Orang mengatakan waktu dapat
menyembuhkan semua luka. Itu ternyata ada benarnya. Riset terbaru dari
University of California, Berkeley, mengindikasikan bahwa lamanya waktu
bermimpi ketika tidur dapat mengatasi penderitaan yang menyakitkan.
Peneliti UC Berkeley menemukan
bahwa, selama fase mimpi dalam tidur, atau tidur rapid eye movement (REM),
yaitu ketika bola mata bergerak cepat saat tidur, zat kimia stres dipadamkan
dan otak memproses pengalaman emosional dan mengikis memori yang menyakitkan.

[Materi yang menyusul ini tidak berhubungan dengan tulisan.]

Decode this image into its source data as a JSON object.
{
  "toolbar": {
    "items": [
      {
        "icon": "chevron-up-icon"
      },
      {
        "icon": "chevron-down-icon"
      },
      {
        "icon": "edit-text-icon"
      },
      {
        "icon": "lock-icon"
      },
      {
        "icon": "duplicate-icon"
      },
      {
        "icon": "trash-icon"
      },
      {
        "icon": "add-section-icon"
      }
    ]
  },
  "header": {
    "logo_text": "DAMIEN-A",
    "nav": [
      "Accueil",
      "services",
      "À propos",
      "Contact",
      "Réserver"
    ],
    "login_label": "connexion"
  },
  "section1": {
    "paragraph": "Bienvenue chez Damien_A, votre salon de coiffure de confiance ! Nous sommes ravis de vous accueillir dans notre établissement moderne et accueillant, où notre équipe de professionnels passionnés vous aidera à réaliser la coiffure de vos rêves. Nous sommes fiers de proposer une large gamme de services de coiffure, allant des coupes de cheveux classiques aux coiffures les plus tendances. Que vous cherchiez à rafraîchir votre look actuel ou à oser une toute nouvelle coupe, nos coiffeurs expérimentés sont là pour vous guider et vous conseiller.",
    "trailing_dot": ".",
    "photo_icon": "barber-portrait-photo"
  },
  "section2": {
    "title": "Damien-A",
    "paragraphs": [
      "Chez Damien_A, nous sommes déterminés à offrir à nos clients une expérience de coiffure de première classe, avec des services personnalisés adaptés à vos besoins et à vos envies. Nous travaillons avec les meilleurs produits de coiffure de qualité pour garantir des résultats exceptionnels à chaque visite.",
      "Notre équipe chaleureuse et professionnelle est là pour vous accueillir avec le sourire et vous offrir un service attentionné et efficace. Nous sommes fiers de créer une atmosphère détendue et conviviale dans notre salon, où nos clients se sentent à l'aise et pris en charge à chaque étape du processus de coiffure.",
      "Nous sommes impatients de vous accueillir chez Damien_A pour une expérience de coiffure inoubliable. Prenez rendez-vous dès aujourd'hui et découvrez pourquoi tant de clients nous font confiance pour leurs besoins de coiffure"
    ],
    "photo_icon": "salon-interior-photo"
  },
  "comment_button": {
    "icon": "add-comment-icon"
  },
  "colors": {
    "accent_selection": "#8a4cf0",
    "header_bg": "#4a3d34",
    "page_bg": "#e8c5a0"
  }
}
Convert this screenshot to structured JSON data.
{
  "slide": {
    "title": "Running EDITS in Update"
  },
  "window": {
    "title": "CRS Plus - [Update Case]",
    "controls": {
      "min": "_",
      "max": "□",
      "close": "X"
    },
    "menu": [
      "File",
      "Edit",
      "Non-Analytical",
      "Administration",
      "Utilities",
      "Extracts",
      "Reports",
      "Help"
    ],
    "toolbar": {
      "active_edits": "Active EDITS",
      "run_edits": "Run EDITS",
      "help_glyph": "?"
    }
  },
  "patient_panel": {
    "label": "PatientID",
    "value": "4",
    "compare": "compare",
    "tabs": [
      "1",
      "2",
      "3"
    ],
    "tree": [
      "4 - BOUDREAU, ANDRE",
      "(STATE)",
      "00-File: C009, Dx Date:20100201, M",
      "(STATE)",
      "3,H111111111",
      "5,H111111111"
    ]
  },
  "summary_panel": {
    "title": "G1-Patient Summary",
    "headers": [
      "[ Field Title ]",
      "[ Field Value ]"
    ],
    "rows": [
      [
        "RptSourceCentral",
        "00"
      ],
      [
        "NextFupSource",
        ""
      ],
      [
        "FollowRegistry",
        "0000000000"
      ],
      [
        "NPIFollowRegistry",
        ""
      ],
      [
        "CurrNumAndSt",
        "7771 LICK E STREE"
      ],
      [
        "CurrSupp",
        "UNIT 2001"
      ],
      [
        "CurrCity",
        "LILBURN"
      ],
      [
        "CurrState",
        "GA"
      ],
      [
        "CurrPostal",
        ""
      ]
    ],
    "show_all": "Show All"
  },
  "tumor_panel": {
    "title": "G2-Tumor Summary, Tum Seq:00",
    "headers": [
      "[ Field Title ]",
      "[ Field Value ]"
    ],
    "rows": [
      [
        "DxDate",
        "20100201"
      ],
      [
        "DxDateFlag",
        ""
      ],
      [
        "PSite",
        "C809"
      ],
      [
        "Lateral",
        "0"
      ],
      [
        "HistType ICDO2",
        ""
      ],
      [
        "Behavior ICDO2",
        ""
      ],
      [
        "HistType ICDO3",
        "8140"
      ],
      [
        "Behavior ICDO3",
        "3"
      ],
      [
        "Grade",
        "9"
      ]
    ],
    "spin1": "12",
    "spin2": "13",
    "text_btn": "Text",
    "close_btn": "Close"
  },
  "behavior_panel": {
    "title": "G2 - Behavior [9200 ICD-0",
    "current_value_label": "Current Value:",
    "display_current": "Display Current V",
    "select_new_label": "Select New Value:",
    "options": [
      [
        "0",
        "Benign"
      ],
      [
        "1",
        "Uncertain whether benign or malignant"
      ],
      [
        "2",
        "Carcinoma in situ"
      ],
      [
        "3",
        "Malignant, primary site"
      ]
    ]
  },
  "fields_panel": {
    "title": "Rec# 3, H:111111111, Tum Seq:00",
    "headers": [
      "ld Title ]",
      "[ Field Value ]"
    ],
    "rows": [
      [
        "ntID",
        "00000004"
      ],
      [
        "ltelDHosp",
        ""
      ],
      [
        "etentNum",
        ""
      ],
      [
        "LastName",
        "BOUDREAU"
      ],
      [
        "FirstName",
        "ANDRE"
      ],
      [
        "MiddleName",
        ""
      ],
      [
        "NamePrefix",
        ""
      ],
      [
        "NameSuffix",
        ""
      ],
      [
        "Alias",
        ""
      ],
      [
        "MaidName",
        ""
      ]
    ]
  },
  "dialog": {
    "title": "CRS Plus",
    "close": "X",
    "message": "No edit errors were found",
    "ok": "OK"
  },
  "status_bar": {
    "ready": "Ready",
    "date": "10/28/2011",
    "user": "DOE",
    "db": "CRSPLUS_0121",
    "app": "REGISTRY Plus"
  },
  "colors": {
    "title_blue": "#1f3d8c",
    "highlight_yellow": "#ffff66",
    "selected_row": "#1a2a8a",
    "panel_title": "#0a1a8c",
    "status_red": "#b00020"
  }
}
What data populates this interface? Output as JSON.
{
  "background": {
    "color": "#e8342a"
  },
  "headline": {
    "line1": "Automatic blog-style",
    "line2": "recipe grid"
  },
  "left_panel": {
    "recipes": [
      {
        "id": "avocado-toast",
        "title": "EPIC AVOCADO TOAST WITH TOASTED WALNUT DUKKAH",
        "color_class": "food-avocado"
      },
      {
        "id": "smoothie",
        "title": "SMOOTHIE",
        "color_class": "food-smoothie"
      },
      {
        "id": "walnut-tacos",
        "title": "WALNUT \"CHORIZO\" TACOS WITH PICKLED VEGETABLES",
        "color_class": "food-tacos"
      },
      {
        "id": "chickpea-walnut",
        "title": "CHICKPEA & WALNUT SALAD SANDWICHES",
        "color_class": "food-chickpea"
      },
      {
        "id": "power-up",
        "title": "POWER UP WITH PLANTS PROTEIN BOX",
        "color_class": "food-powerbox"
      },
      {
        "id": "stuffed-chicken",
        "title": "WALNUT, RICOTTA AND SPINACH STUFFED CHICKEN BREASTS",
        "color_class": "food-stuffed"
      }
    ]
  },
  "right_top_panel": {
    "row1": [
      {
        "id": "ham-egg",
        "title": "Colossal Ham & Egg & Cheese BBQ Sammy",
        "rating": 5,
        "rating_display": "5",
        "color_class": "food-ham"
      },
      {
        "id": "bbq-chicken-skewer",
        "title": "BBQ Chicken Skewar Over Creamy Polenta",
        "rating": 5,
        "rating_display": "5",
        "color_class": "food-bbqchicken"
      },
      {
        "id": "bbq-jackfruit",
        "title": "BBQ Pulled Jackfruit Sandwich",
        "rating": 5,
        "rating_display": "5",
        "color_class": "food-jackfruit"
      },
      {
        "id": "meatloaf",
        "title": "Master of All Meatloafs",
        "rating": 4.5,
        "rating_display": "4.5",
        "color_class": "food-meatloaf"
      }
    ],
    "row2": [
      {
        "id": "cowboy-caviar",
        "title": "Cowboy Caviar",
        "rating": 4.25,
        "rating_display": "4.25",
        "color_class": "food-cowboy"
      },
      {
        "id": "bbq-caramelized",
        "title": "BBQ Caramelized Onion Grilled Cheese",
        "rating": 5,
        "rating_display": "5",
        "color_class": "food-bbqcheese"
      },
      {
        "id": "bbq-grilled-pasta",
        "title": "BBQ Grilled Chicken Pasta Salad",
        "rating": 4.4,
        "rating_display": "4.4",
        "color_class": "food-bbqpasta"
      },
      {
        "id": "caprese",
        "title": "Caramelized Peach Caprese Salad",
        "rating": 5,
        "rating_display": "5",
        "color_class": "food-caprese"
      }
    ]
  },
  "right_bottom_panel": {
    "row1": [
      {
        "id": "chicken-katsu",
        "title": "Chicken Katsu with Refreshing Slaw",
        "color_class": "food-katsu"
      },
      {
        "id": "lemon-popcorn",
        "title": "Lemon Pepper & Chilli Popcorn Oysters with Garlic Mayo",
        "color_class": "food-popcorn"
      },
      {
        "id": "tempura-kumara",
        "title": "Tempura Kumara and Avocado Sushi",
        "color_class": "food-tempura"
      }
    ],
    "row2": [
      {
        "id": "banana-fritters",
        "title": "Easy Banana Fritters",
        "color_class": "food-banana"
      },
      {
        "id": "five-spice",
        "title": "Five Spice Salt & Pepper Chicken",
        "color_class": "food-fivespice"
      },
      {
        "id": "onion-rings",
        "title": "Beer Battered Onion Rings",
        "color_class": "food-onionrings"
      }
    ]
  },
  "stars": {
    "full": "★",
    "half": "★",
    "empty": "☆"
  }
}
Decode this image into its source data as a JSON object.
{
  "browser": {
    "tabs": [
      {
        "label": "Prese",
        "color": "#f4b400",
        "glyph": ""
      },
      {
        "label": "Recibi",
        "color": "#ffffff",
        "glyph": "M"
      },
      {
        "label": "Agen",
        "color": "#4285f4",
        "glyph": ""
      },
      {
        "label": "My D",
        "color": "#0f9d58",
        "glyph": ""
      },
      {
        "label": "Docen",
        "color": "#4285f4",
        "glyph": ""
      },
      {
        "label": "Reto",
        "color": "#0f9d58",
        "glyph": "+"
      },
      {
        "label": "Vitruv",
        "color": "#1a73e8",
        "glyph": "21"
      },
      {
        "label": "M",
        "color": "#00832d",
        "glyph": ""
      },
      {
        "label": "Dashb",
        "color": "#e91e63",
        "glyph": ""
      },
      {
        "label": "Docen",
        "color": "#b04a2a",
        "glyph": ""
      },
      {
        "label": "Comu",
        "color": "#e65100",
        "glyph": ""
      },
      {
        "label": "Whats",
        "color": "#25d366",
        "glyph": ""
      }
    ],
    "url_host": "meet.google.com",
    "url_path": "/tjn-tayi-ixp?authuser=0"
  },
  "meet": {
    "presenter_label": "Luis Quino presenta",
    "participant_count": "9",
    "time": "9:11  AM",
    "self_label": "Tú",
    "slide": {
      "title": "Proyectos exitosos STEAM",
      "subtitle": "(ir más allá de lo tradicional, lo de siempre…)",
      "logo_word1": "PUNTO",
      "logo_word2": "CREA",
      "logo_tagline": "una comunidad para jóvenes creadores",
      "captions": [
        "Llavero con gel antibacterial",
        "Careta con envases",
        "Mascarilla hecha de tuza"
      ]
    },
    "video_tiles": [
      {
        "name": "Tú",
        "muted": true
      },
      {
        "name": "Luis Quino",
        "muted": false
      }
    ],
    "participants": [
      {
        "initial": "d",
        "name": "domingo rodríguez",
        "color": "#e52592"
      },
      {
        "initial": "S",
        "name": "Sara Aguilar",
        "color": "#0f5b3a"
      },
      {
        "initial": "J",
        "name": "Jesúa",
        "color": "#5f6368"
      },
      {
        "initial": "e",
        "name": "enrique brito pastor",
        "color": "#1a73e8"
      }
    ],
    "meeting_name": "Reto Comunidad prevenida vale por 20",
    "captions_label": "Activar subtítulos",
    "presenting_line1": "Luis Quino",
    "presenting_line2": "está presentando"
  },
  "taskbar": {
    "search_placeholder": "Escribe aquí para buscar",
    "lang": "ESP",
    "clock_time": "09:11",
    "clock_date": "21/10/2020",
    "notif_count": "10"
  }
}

Temuan ini menawarkan sebuah
penjelasan yang menarik soal mengapa orang yang menderita kelainan stres
pasca-kejadian traumatis, seperti veteran perang, menemui kesulitan untuk pulih
dari pengalaman yang membuatnya tertekan dan berulang kali dihantui mimpi
buruk. Penelitian ini juga menawarkan jawaban mengapa kita bermimpi.
"Tahap mimpi tidur, berdasarkan
komposisi neurokimianya yang unik, memberikan semacam terapi sepanjang malam,
sejenis balsam menenangkan yang membuang semua hal yang tajam dari pengalaman
emosional pada hari sebelumnya," kata Matthew Walker, dosen psikologi dan
neuroscience di universitas itu yang terlibat dalam studi yang dipublikasikan
dalam jurnal Current Biology.
Bagi penderita stres pasca-peristiwa
traumatis, terapi malam ini mungkin tidak bekerja secara efektif.
"Sehingga ketika kilas balik, misalnya dipicu oleh ban mobil meletus,
mereka mengalami kembali seluruh pengalaman mengerikan itu karena emosinya
tidak disingkirkan dari memori dengan benar selama tidur," kata Walker.
Hasil studi ini menawarkan berbagai
informasi tentang fungsi emosional tidur REM, yang biasanya mencakup 20 persen
dari waktu tidur seorang manusia sehat.
Studi otak sebelumnya
mengindikasikan bahwa pola tidur sehat itu tidak berjalan sebagaimana mestinya
pada orang yang menderita kelainan seperti trauma dan depresi.